BY PAT GRAHAM
ZHANGJIAKOU, China (AP) — Jakara Anthony doesn’t see anyone racing in front of her. She also avoids looking at any scores.
The approach keeps the stress away and frees you from skiing like this: to a gold medal.
The 23-year-old Australian almost made it look easy on Sunday as she stormed through the bumps as the night’s last competitor to clinch the women’s moguls title at the Beijing Olympics.
Anthony’s backflip with a bottom grab secured victory on the Secret Garden Olympic Course. She knew it immediately too. Maybe not so much that she secured the top spot, but that it was good enough to be worthy of victory.
“I was just so happy and satisfied with it and whatever the outcome, I would be thrilled,” she said. “Seeing the #1 pop up next to my name was amazing.”

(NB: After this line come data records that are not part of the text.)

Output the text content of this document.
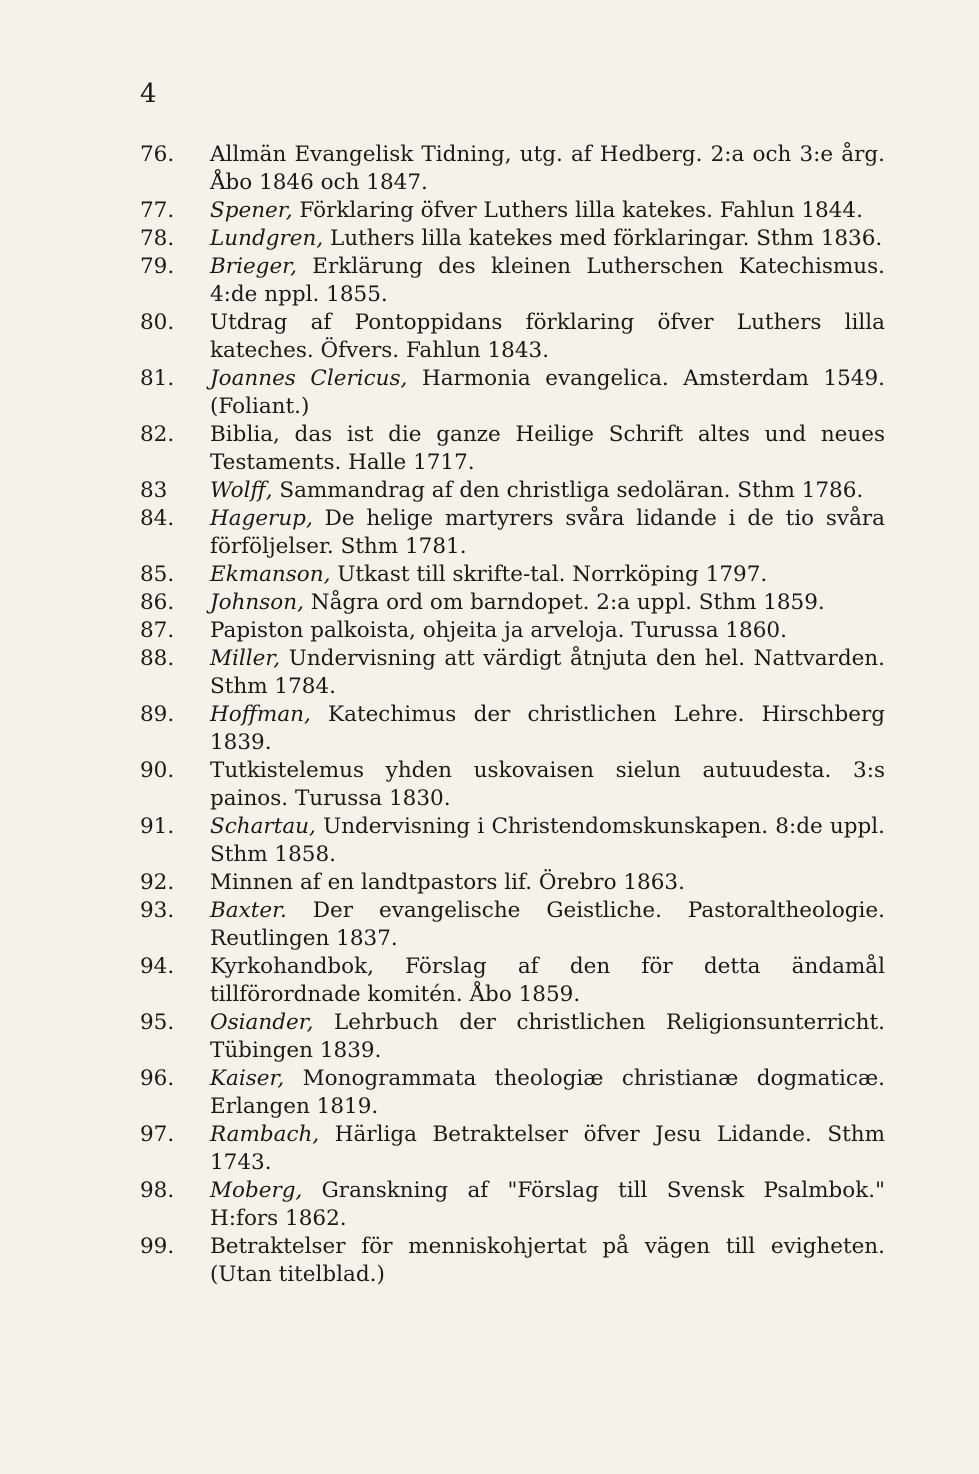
4
76.	Allmän Evangelisk Tidning, utg. af Hedberg. 2:a och 3:e årg. Åbo 1846 och 1847.
77.	Spener, Förklaring öfver Luthers lilla katekes. Fahlun 1844.
78.	Lundgren, Luthers lilla katekes med förklaringar. Sthm 1836.
79.	Brieger, Erklärung des kleinen Lutherschen Katechismus. 4:de nppl. 1855.
80.	Utdrag af Pontoppidans förklaring öfver Luthers lilla kateches. Öfvers. Fahlun 1843.
81.	Joannes Clericus, Harmonia evangelica. Amsterdam 1549. (Foliant.)
82.	Biblia, das ist die ganze Heilige Schrift altes und neues Testaments. Halle 1717.
83	Wolff, Sammandrag af den christliga sedoläran. Sthm 1786.
84.	Hagerup, De helige martyrers svåra lidande i de tio svåra förföljelser. Sthm 1781.
85.	Ekmanson, Utkast till skrifte-tal. Norrköping 1797.
86.	Johnson, Några ord om barndopet. 2:a uppl. Sthm 1859.
87.	Papiston palkoista, ohjeita ja arveloja. Turussa 1860.
88.	Miller, Undervisning att värdigt åtnjuta den hel. Nattvarden. Sthm 1784.
89.	Hoffman, Katechimus der christlichen Lehre. Hirschberg 1839.
90.	Tutkistelemus yhden uskovaisen sielun autuudesta. 3:s painos. Turussa 1830.
91.	Schartau, Undervisning i Christendomskunskapen. 8:de uppl. Sthm 1858.
92.	Minnen af en landtpastors lif. Örebro 1863.
93.	Baxter. Der evangelische Geistliche. Pastoraltheologie. Reutlingen 1837.
94.	Kyrkohandbok, Förslag af den för detta ändamål tillförordnade komitén. Åbo 1859.
95.	Osiander, Lehrbuch der christlichen Religionsunterricht. Tübingen 1839.
96.	Kaiser, Monogrammata theologiæ christianæ dogmaticæ. Erlangen 1819.
97.	Rambach, Härliga Betraktelser öfver Jesu Lidande. Sthm 1743.
98.	Moberg, Granskning af "Förslag till Svensk Psalmbok." H:fors 1862.
99.	Betraktelser för menniskohjertat på vägen till evigheten. (Utan titelblad.)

Her 83.09 score beat Jaelin Kauf, who was poised to win Team USA’s first gold medal at this year’s Winter Games. Russia’s Anastasiia Smirnova took bronze and defending champion Perrine Laffont of France was fourth.
Anthony joins Dale Begg-Smith as the only Australian to have won the Olympic mogul event. Begg-Smith earned his title at the 2006 Torino Games.
Her reward could be treating herself to one of her favorite places - the beach.
“If I had to go somewhere now, I would be happy about warm weather,” said Anthony after the competition in freezing temperatures.
Maybe an ice cream too. A festive hit.
Anthony needed to be at his best after Kauf’s electric run right in front of her. Although Kauf was quicker from top to bottom, Anthony’s form seemed a little cleaner and her jumps a little more difficult.
Still, it was an incredible Olympic feat for Kauf, who competed as the top-ranked mogul skier at the Pyeongchang Games four years ago, only to finish a disappointing seventh place.
The difference was simple: focus.
“I skied to win every single lap,” Kauf said this time about her strategy. “I wanted to be 100% on point with my skiing with no regrets and every time.”
Kauf is the next generation of go-getters in her family. Her mother, Patti, and father, Scott, were collecting many mogul titles back then. But she now has the finest prize of all - an Olympic silver medal.
The hardware goes well with the gold and silver Olympic-style necklaces her mother made for her for good luck ahead of each of the last two Winter Games.
“It goes really well with it,” says Kauf with a smile. “I’m so happy right now. I honestly can’t believe it.”
Olivia Giaccio of the United States reached the final round and finished sixth. Hannah Soar narrowly missed the final lap.
Anthony added the big day for the southern hemisphere at Genting Snow Park. Earlier and just a short walk from the moguls, Zoi Sadowski Synnott took New Zealand’s first gold at the Winter Games in women’s slopestyle competition, while Australia’s Tess Coady took bronze.
In the slopestyle race, American Julia Marino looked set for gold ahead of Sadowski Synnott’s winning run. Same goes for buying before Anthony got through in the clutch.
“I’m just over the moon,” said Anthony. “I just can’t find the words.”
American teenager Kai Owens made her first official ride on the Olympic course on Sunday after she recently sat out the opening round of qualifying with a swollen eye sustained in a nasty training accident. Owens earned a place in the first and second final rounds before being eliminated.
It’s been quite a journey for Owens, the 17-year-old American who has returned to her native country for the Beijing Games. Abandoned as an infant in a town square in China, she was placed in an orphanage and adopted by a Colorado couple when she was about 16 months old.